In the November 11, 2010 issue of the NEJM, David Kuter and colleagues reported the results of an open label randomized trial comparing 52 weeks of Romiplostim (Nplate) to “standard of care” in patients with ITP ( Immune Thrombocytopenic Purpura). In this study, Romiplostim was associated with superior platelet response rates, lower rates of treatment failure, improved quality of life and even more importantly, no significantly increased adverse events compared to the standard of care.

In the “Research Regimens”  section at www.oncoprescribe.com, we have a detailed write up on a previous study on Romoplostim by the same author published in Lancet 2008. The Oncoprescribe Blog also has a brief write up on the REMS program.

Romiplostim was approved by the FDA on August 22, 2008 for the treatment of thrombocytopenia in patients with chronic Immune  Thrombocytopenic Purpura (ITP) who have had an insufficient response to corticosteroids, immunoglobulins, or splenectomy. Armed with the recently published data, it is likely that Romiplostim for ITP could be taking the front row seat.

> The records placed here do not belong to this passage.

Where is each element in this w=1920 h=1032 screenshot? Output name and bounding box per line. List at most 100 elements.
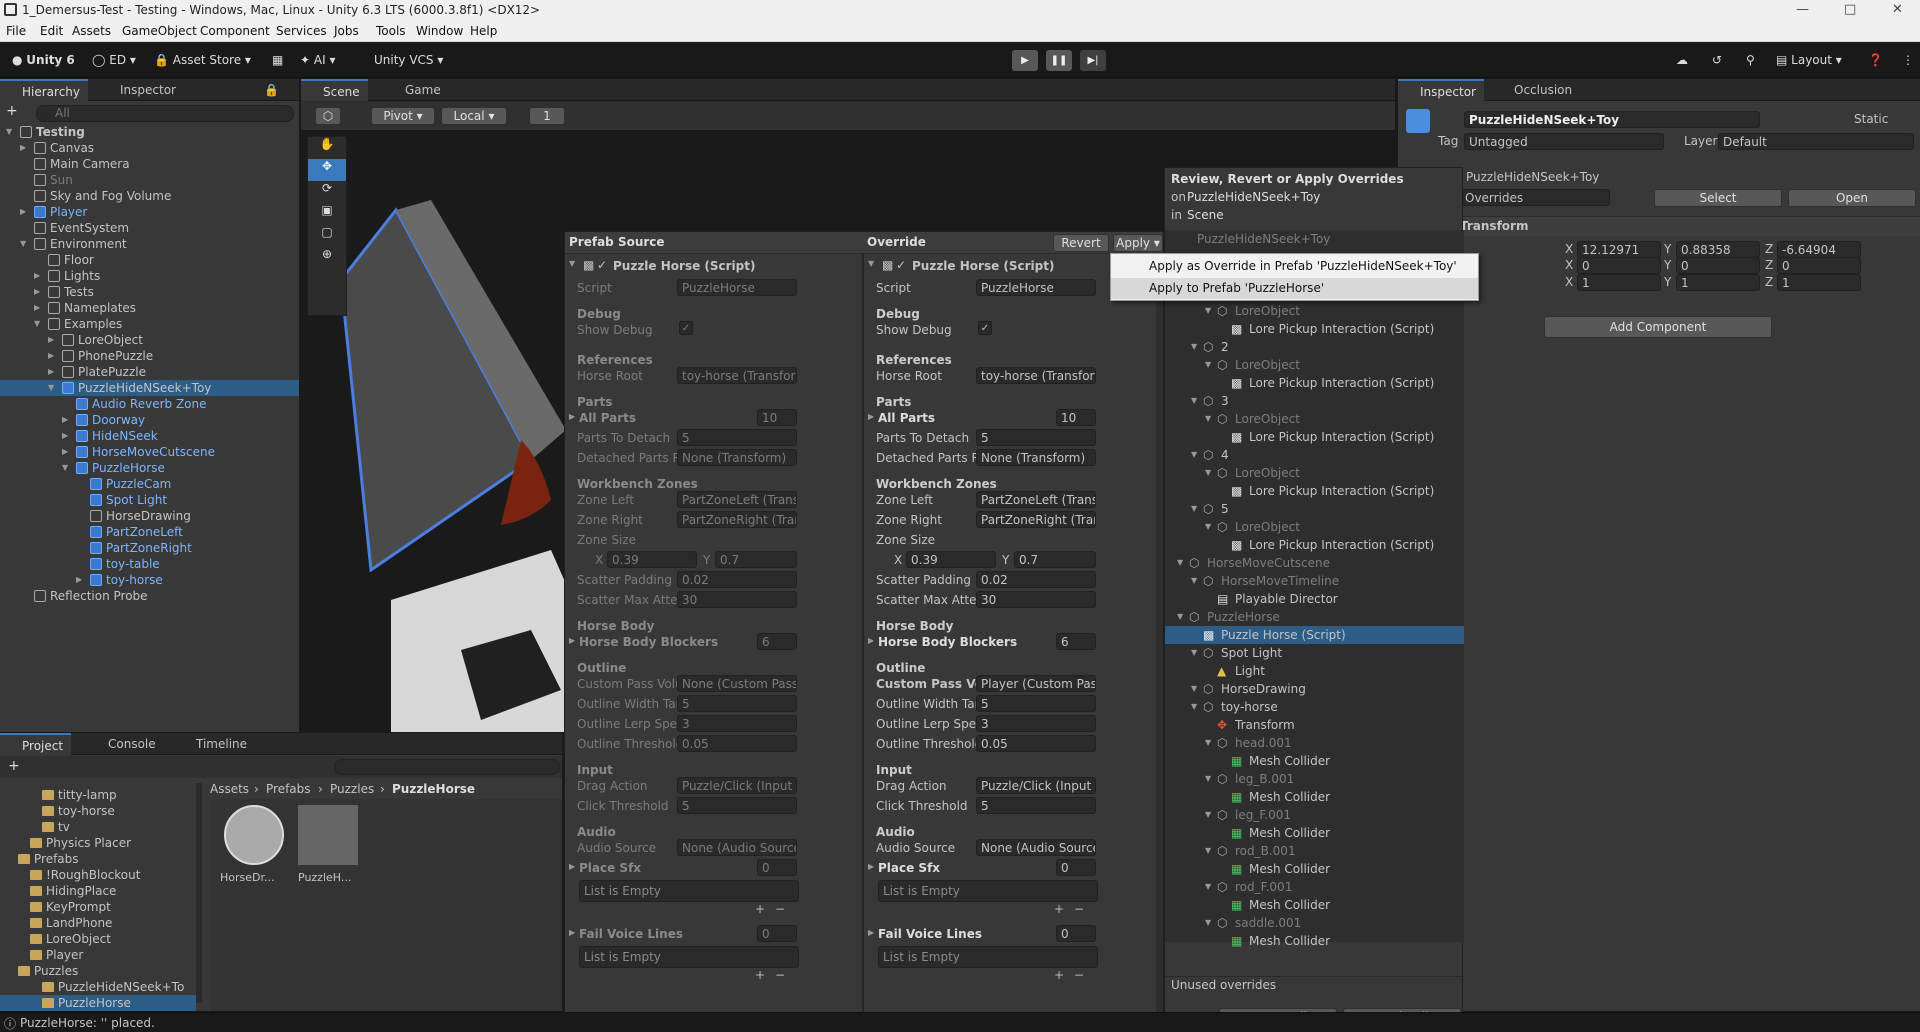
override-tree-item[interactable]: ▤ Playable Director [1165, 590, 1464, 608]
tab-timeline[interactable]: Timeline [174, 733, 255, 755]
override-tree-item[interactable]: ▦ Mesh Collider [1165, 752, 1464, 770]
project-folder-item[interactable]: Puzzles [0, 963, 196, 979]
add-icon[interactable]: + [6, 103, 18, 119]
tab-scene[interactable]: Scene [301, 79, 368, 101]
unity-account-button[interactable]: ● Unity 6 [6, 50, 81, 71]
expanded-arrow-icon[interactable]: ▼ [868, 259, 874, 268]
override-tree-item[interactable]: ▲ Light [1165, 662, 1464, 680]
project-folder-item[interactable]: toy-horse [0, 803, 196, 819]
expanded-arrow-icon[interactable]: ▼ [1205, 914, 1211, 932]
list-header[interactable]: All Parts [878, 410, 935, 426]
collapsed-arrow-icon[interactable]: ▶ [569, 412, 575, 421]
hierarchy-item[interactable]: PuzzleCam [0, 476, 299, 492]
expanded-arrow-icon[interactable]: ▼ [34, 316, 40, 332]
override-tree-item[interactable]: ▩ Puzzle Horse (Script) [1165, 626, 1464, 644]
list-remove-icon[interactable]: − [1074, 902, 1084, 916]
apply-button[interactable]: Apply ▾ [1113, 234, 1163, 252]
create-icon[interactable]: + [8, 758, 20, 774]
list-header[interactable]: Horse Body Blockers [579, 634, 718, 650]
override-tree-item[interactable]: ▦ Mesh Collider [1165, 932, 1464, 950]
collapsed-arrow-icon[interactable]: ▶ [569, 862, 575, 871]
collapsed-arrow-icon[interactable]: ▶ [20, 204, 26, 220]
comparison-scrollbar[interactable] [1156, 254, 1163, 1031]
component-enabled-checkbox[interactable]: ✓ [896, 258, 906, 272]
override-tree-item[interactable]: ▦ Mesh Collider [1165, 860, 1464, 878]
outline-threshold-field[interactable]: 0.05 [976, 735, 1096, 752]
outline-lerp-speed-field[interactable]: 3 [976, 715, 1096, 732]
override-tree-item[interactable]: ▩ Lore Pickup Interaction (Script) [1165, 482, 1464, 500]
asset-store-button[interactable]: 🔒 Asset Store ▾ [148, 50, 257, 71]
tab-console[interactable]: Console [86, 733, 164, 755]
expanded-arrow-icon[interactable]: ▼ [6, 124, 12, 140]
grid-snap-field[interactable]: 1 [529, 107, 565, 125]
list-add-icon[interactable]: + [1054, 968, 1064, 982]
menu-file[interactable]: File [6, 24, 26, 38]
search-icon[interactable]: ⚲ [1740, 50, 1761, 71]
project-scrollbar[interactable] [196, 783, 202, 1003]
project-folder-item[interactable]: PuzzleHorse [0, 995, 196, 1011]
apply-as-override-item[interactable]: Apply as Override in Prefab 'PuzzleHideN… [1111, 256, 1478, 277]
hierarchy-item[interactable]: ▼ Examples [0, 316, 299, 332]
expanded-arrow-icon[interactable]: ▼ [1205, 410, 1211, 428]
hierarchy-item[interactable]: Sky and Fog Volume [0, 188, 299, 204]
local-dropdown[interactable]: Local ▾ [441, 107, 507, 125]
override-tree-item[interactable]: ▼ ⬡ leg_F.001 [1165, 806, 1464, 824]
expanded-arrow-icon[interactable]: ▼ [1191, 338, 1197, 356]
hierarchy-item[interactable]: ▼ Environment [0, 236, 299, 252]
expanded-arrow-icon[interactable]: ▼ [20, 236, 26, 252]
collapsed-arrow-icon[interactable]: ▶ [62, 444, 68, 460]
hierarchy-item[interactable]: ▶ Player [0, 204, 299, 220]
horse-root-field[interactable]: toy-horse (Transform [976, 367, 1096, 384]
tab-inspector-left[interactable]: Inspector [98, 79, 184, 101]
list-header[interactable]: Place Sfx [579, 860, 641, 876]
hierarchy-item[interactable]: PartZoneLeft [0, 524, 299, 540]
layout-dropdown[interactable]: ▤ Layout ▾ [1770, 50, 1848, 71]
tab-hierarchy[interactable]: Hierarchy [0, 79, 89, 101]
collapsed-arrow-icon[interactable]: ▶ [34, 284, 40, 300]
expanded-arrow-icon[interactable]: ▼ [1191, 698, 1197, 716]
transform-header[interactable]: Transform [1398, 216, 1920, 236]
project-folder-item[interactable]: Prefabs [0, 851, 196, 867]
collapsed-arrow-icon[interactable]: ▶ [34, 300, 40, 316]
parts-to-detach-field[interactable]: 5 [976, 429, 1096, 446]
override-tree-item[interactable]: ▼ ⬡ leg_B.001 [1165, 770, 1464, 788]
project-folder-item[interactable]: titty-lamp [0, 787, 196, 803]
override-tree-item[interactable]: ▼ ⬡ HorseMoveTimeline [1165, 572, 1464, 590]
move-tool-icon[interactable]: ✥ [308, 159, 346, 181]
expanded-arrow-icon[interactable]: ▼ [1191, 392, 1197, 410]
vcs-button[interactable]: Unity VCS ▾ [368, 50, 449, 71]
expanded-arrow-icon[interactable]: ▼ [1205, 302, 1211, 320]
expanded-arrow-icon[interactable]: ▼ [1205, 356, 1211, 374]
collapsed-arrow-icon[interactable]: ▶ [48, 364, 54, 380]
account-dropdown[interactable]: ◯ ED ▾ [86, 50, 142, 71]
hierarchy-item[interactable]: ▼ Testing [0, 124, 299, 140]
expanded-arrow-icon[interactable]: ▼ [48, 380, 54, 396]
transform-scale-y-field[interactable]: 1 [1676, 274, 1760, 291]
override-tree-item[interactable]: ▦ Mesh Collider [1165, 824, 1464, 842]
override-tree-item[interactable]: ▼ ⬡ HorseDrawing [1165, 680, 1464, 698]
transform-rot-z-field[interactable]: 0 [1777, 257, 1861, 274]
expanded-arrow-icon[interactable]: ▼ [1177, 608, 1183, 626]
collapsed-arrow-icon[interactable]: ▶ [76, 572, 82, 588]
expanded-arrow-icon[interactable]: ▼ [1205, 734, 1211, 752]
override-tree-item[interactable]: ▩ Lore Pickup Interaction (Script) [1165, 374, 1464, 392]
override-tree-item[interactable]: ▼ ⬡ 5 [1165, 500, 1464, 518]
project-folder-item[interactable]: !RoughBlockout [0, 867, 196, 883]
hierarchy-item[interactable]: ▶ Doorway [0, 412, 299, 428]
override-tree-item[interactable]: ▼ ⬡ rod_F.001 [1165, 878, 1464, 896]
scatter-max-attempts-field[interactable]: 30 [976, 591, 1096, 608]
list-header[interactable]: Horse Body Blockers [878, 634, 1017, 650]
tab-project[interactable]: Project [0, 733, 72, 755]
breadcrumb-puzzles[interactable]: Puzzles [330, 782, 374, 796]
detached-parts-root-field[interactable]: None (Transform) [976, 449, 1096, 466]
apply-to-prefab-item[interactable]: Apply to Prefab 'PuzzleHorse' [1111, 278, 1478, 299]
override-tree-item[interactable]: ▼ ⬡ PuzzleHorse [1165, 608, 1464, 626]
hierarchy-item[interactable]: ▶ Tests [0, 284, 299, 300]
hierarchy-item[interactable]: Sun [0, 172, 299, 188]
zone-size-y-field[interactable]: 0.7 [1014, 551, 1096, 568]
breadcrumb-assets[interactable]: Assets [210, 782, 249, 796]
menu-component[interactable]: Component [200, 24, 270, 38]
list-header[interactable]: Fail Voice Lines [878, 926, 982, 942]
maximize-icon[interactable]: □ [1844, 2, 1856, 17]
asset-thumbnail-horsedrawing[interactable] [224, 805, 284, 865]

Oncoprescribe Blog REMS for Romiplostim (Nplate®) and Eltrombopag (PROMACTA®)

The approval of Romiplostim (Nplate®), as well as Eltrombopag (PROMACTA®) included a mandatory Risk Evaluation and Mitigation Strategy (REMS) for the following reasons. There has been some concern raised with regards to long term risks associated with TPO receptor agonists, in particular bone marrow reticulin formation and risk for bone marrow fibrosis. These adverse events however were not noted in the phase III clinical trials. The Risk Evaluation and Mitigation Strategy is intended to ensure that the product is safely used with proper informed consent. It is therefore mandatory that all parties including the prescribers, patients, as well as institutions and pharmacies that wish to provide these drugs, register through the Nplate NEXUS (Network of Experts Understanding and Supporting Nplate and Patients) program for Romiplostim (Nplate®) and  through PROMACTA® CARES for Eltrombopag (PROMACTA®) respectively. These patient registries are meant to monitor long term safety of these agents. REMS will soon be be mandated for ESA’s as well.

Oncoprescribe Blog PROMACTA® (Eltrombopag) for Chronic ITP

The long-term safety and efficacy of (PROMACTA® (Eltrombopag) was evaluated in an open label phase III extension study (EXTEND STUDY) and this study demonstrated that Eltrombopag (PROMACTA®) given for up to two years appears to have consistent benefit in raising the platelet counts without any significant adverse events. A new paradigm has emerged with the availability of a new class of agents such as PROMACTA®, targeting platelet production. Additional trials are underway evaluating the role of this agent in chemotherapy induced thrombocytopenia as well as Myelodysplastic Syndromes and the results are eagerly awaited with renewed interest.